Later that evening he told me he had something special to do. He put his finger to his lips as if there were other people in the room and then fumbled at the gramophone. I thought he was simply putting on music, but he lifted the stylus and began dismantling the apparatus. In the belly of the gramophone he had hidden a small flat box. He handed the box to me and said it had been my mother’s, she had always wanted me to have it.
I should have given it to you before, he said.
His voice trailed off as I trie
d to open the box. It had not been opened for a long time and the clasp was rusted. I took a knife and delicately began to pry it open. My father watched silently. I expected to find another journal, perhaps one she had kept before the Revolution. Or maybe some of their old love letters. Or some trinkets they had collected through the years. I went to rattle the box, but my father grabbed my wrist.
Don’t do that, he said.
He took the knife and pried the clasp. Without opening the lid, he handed the box back to me.
Inside there was a tiny china saucer, no bigger than an ashtray. It was small and delicate and pale blue, with bucolic pictures of farmers and draft horses painted around the rim. It disappointed me at first, how light it was, how fragile, how it seemed to have nothing to do with either of them.
It’s one hundred years old, he said. It belonged to your mother’s grandmother. Your mother rescued it from a cellar in Petersburg after the Revolution. Along with many other pieces. She wanted to keep them all.
What happened to them?
They broke on our journeys.
This is the only piece left?
He nodded and said: Poverty lust sickness envy hope.
Pardon me?
Poverty lust sickness envy and hope, he said again. It has survived them all.
I held the tiny piece of china in my hands and wept until my father told me, with a smile, that it was time for me to grow up. I wrapped the saucer again and placed it in the box, then swaddled it between clothes in my suitcase, hidden deep so it would not be found or harmed in any way.

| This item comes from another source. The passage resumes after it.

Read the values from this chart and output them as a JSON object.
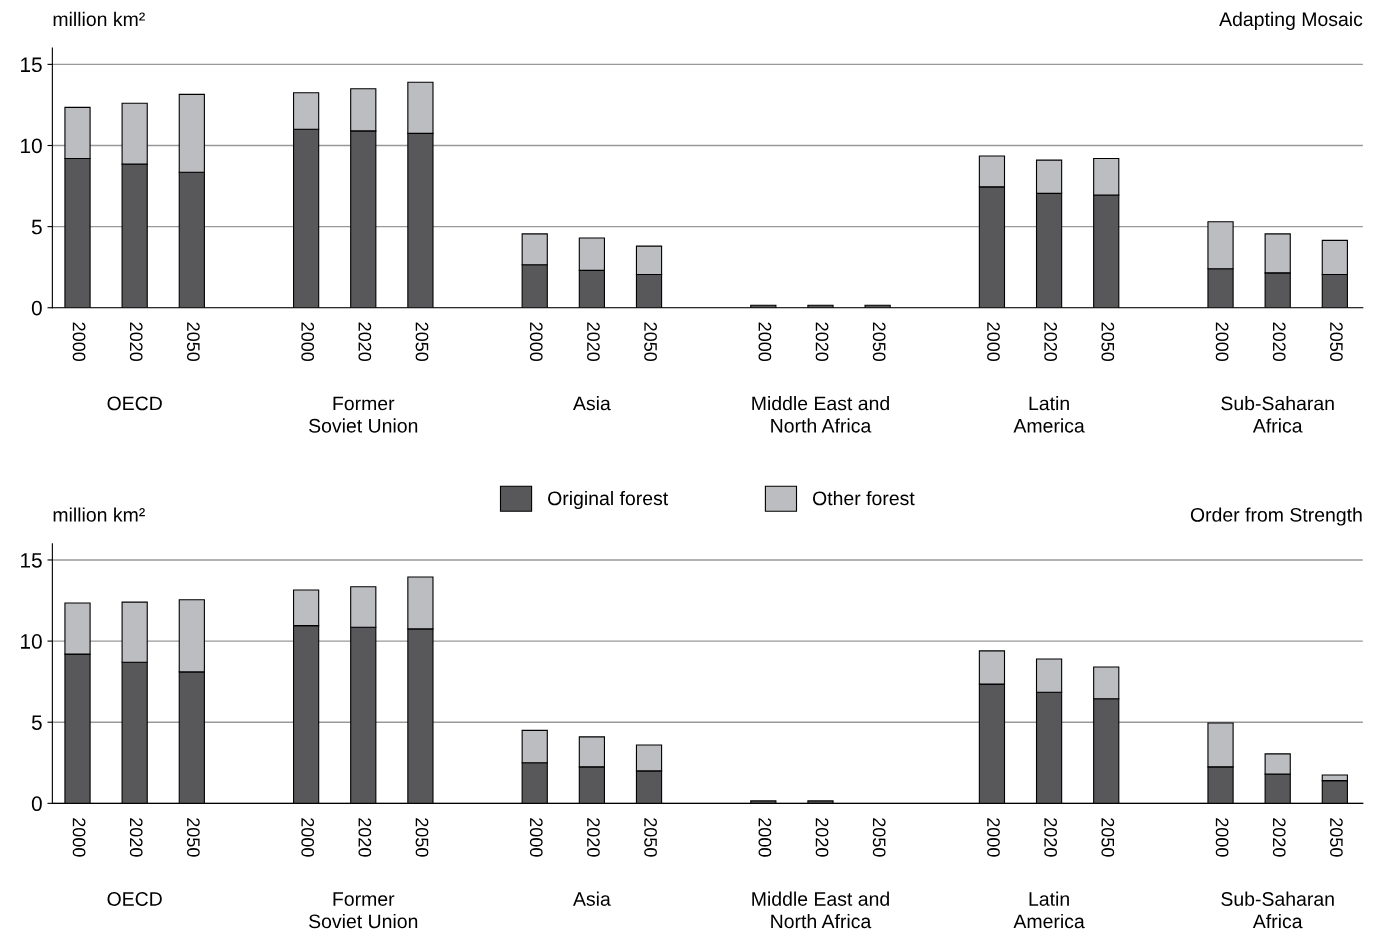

Make sure it’s safe, he said.
We hugged, and he quoted a line about watching random fleets of night birds flying across the face of the moon.
I returned to Leningrad by train—the landscape speeding by—and on the journey I plucked up the courage finally to get divorced. It was a matter of saving enough money for the tax and waiting for the right time. Over the next eighteen months I cobbled together a number of translations and hid the money along with the china dish.

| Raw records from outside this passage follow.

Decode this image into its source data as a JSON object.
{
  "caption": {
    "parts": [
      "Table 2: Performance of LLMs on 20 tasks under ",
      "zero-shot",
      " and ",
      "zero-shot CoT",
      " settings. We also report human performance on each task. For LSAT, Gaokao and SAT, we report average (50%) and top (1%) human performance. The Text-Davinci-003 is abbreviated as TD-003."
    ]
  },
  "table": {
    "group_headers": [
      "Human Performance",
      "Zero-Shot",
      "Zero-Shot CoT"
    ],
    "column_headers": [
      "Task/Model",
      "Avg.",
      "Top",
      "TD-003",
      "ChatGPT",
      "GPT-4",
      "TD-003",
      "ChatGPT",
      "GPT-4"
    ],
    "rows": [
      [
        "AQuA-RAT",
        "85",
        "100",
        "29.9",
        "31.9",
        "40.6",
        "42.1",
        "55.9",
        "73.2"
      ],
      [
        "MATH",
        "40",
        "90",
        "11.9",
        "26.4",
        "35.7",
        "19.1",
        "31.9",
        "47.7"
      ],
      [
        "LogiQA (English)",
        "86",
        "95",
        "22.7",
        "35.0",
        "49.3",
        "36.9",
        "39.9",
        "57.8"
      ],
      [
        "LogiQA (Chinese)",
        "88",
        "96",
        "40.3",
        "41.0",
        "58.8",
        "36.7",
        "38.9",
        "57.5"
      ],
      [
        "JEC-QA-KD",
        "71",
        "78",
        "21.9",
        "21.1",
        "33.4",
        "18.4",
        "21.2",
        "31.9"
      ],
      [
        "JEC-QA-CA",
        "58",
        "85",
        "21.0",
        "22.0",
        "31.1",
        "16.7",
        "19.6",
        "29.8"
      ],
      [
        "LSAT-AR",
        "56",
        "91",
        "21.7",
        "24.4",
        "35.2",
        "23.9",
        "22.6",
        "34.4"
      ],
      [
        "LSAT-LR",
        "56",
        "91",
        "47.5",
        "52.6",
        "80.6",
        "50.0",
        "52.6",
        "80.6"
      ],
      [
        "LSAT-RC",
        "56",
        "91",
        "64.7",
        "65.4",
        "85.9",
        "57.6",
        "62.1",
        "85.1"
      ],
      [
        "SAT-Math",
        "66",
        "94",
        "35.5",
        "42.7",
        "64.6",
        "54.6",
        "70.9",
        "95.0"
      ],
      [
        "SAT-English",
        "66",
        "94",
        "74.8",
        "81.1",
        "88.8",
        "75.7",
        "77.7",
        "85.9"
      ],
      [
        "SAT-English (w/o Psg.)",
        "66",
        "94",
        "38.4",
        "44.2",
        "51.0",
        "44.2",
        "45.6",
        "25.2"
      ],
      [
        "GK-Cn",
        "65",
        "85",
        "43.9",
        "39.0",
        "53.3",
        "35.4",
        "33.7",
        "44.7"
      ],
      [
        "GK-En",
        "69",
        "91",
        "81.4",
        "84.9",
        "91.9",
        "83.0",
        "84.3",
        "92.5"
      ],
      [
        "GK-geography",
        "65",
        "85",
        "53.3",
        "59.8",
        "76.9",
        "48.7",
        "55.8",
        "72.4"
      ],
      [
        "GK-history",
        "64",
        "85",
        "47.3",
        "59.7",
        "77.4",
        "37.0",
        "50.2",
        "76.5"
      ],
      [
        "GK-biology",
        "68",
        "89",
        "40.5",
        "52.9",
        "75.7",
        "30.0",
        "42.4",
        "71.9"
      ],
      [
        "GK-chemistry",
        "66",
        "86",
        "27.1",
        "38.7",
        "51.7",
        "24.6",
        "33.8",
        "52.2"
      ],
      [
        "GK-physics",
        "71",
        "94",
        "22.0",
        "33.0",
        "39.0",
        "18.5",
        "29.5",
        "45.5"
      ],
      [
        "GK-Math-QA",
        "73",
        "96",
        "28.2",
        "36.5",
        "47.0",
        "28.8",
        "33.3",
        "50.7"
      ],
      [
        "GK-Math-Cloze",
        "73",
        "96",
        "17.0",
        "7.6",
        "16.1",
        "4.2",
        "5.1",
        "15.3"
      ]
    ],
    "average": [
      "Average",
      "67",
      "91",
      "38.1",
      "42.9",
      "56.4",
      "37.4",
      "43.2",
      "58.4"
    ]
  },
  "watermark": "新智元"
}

And then one evening, in the early summer of ’63, I woke up a little disoriented, wondering whether it was morning or evening. The news blackout on Rudi had been lifted that day. For two years he had not been mentioned anywhere, but that day both Izvestiya and Pravda carried articles about him. They said he had morally debased himself and his country, which was amusing, maybe even true. There was no photo of Rudi, of course, but he still shone somehow in the vitriol.